Laugh after laugh escaped my frail body rattling it against the bed as I was sent into yet another hallucination. 

Even through the hallucination, I was somewhat shocked at how dark my thoughts were becoming, but why should I care? Why should I care about ending the life of someone who might end mine?

They decided it was fine to torture people for their own sick twisted reasons so would I be such a bad person if I did the same thing to them? How does that make me evil? 

The only thing that could be heard from my cell for hours was laughter, and screams. Between feeling like I was on cloud nine at one moment and then falling face first off the same cloud in another moment was truly an experience.
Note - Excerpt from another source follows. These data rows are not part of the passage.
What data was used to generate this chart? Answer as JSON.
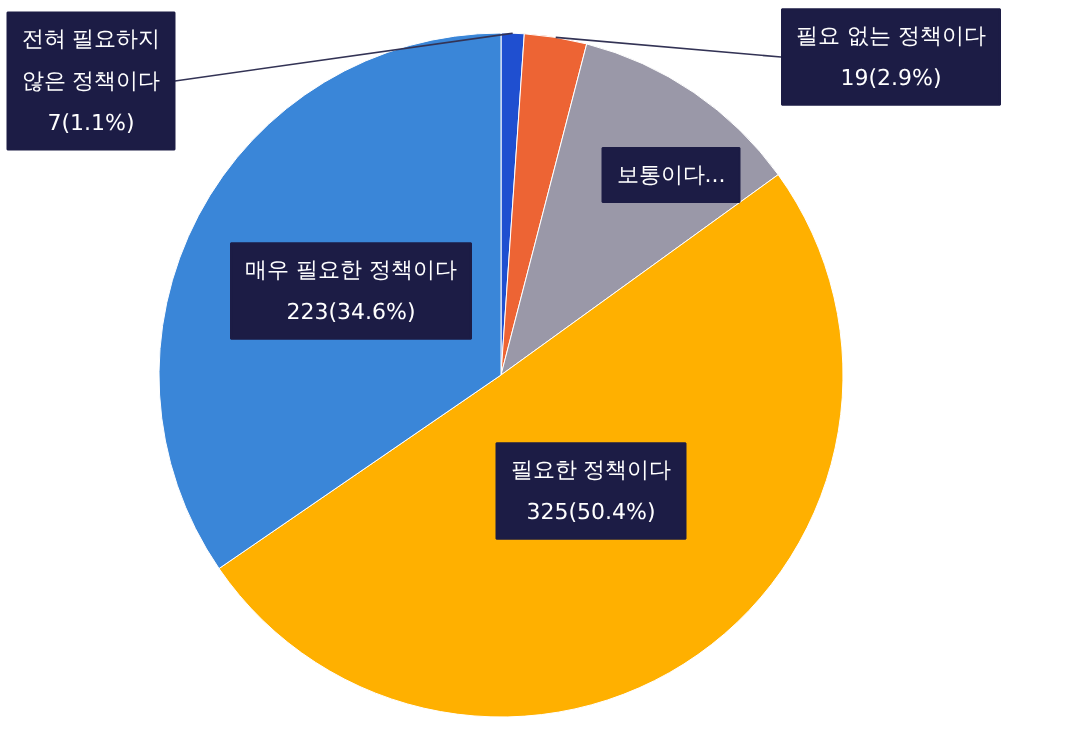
{
  "chart_data": {
    "type": "pie",
    "categories": [
      "전혀 필요하지 않은 정책이다",
      "필요 없는 정책이다",
      "보통이다...",
      "필요한 정책이다",
      "매우 필요한 정책이다"
    ],
    "values": [
      7,
      19,
      71,
      325,
      223
    ],
    "colors": [
      "#1f4fd0",
      "#ed6434",
      "#9a98a8",
      "#ffb000",
      "#3a86d8"
    ],
    "value_labels": [
      "7(1.1%)",
      "19(2.9%)",
      null,
      "325(50.4%)",
      "223(34.6%)"
    ]
  }
}
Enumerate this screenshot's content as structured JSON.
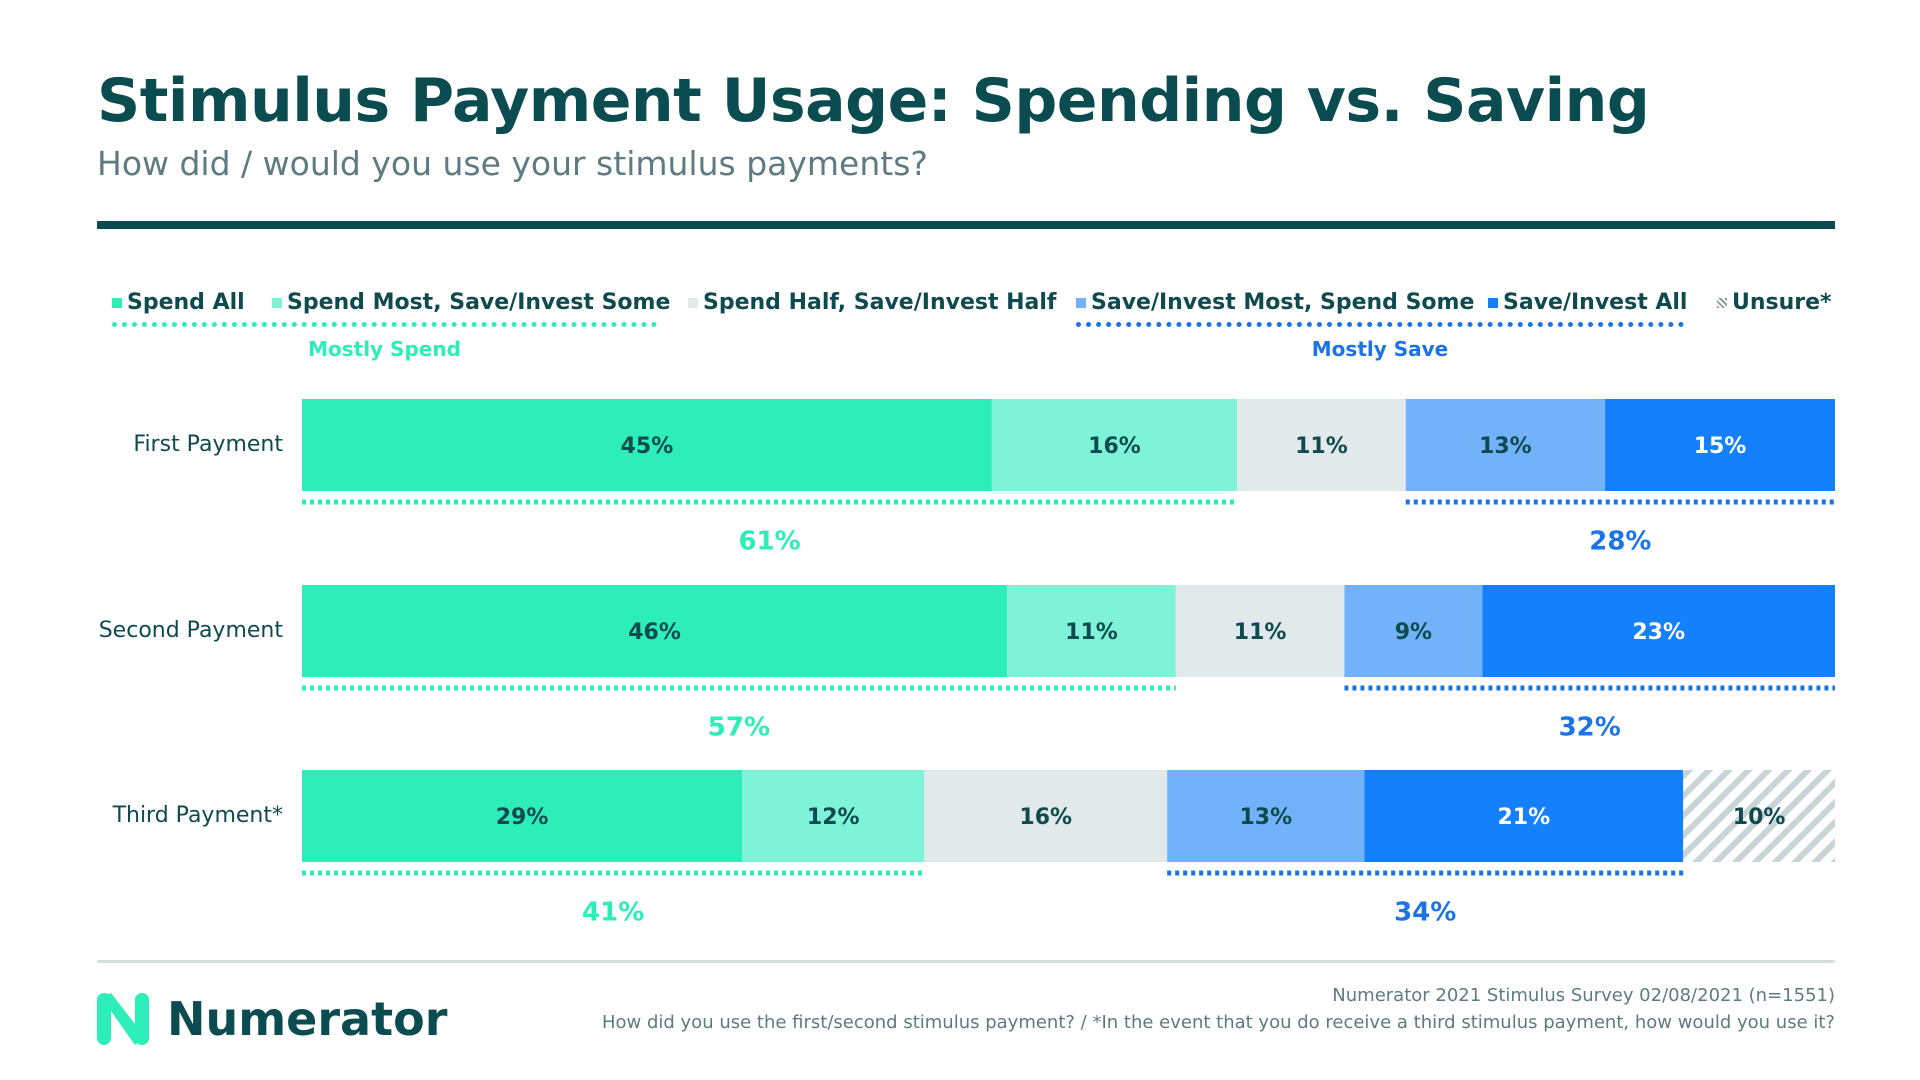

At times a pleasant one, and at other times, literally hell on earth. My shirt was stained red from the amount of blood I was losing through my nose.

By now, I was very accustomed to the symptoms, but never the pain, it was excruciating every single time and there was nothing I could do except scream. So much at times that my mouth had that copper metallic taste from ripping my vocal chords. The pain was often so bad that it rendered me unconscious and well this time was no different. 

I continuously drifted in and out of sleep with not much else to do. I could barely sleep, barely eat or even move around anymore. Far from me to know why they thought that anyone could live through these conditions, if I had the strength to, I would've most likely put myself through a wall by now. 

I bet those sick bastards were watching me lose my mind, lose my dignity and pride as a doctor. I wouldn't be surprised if that were the case, why should I be, to them I was only subject 9.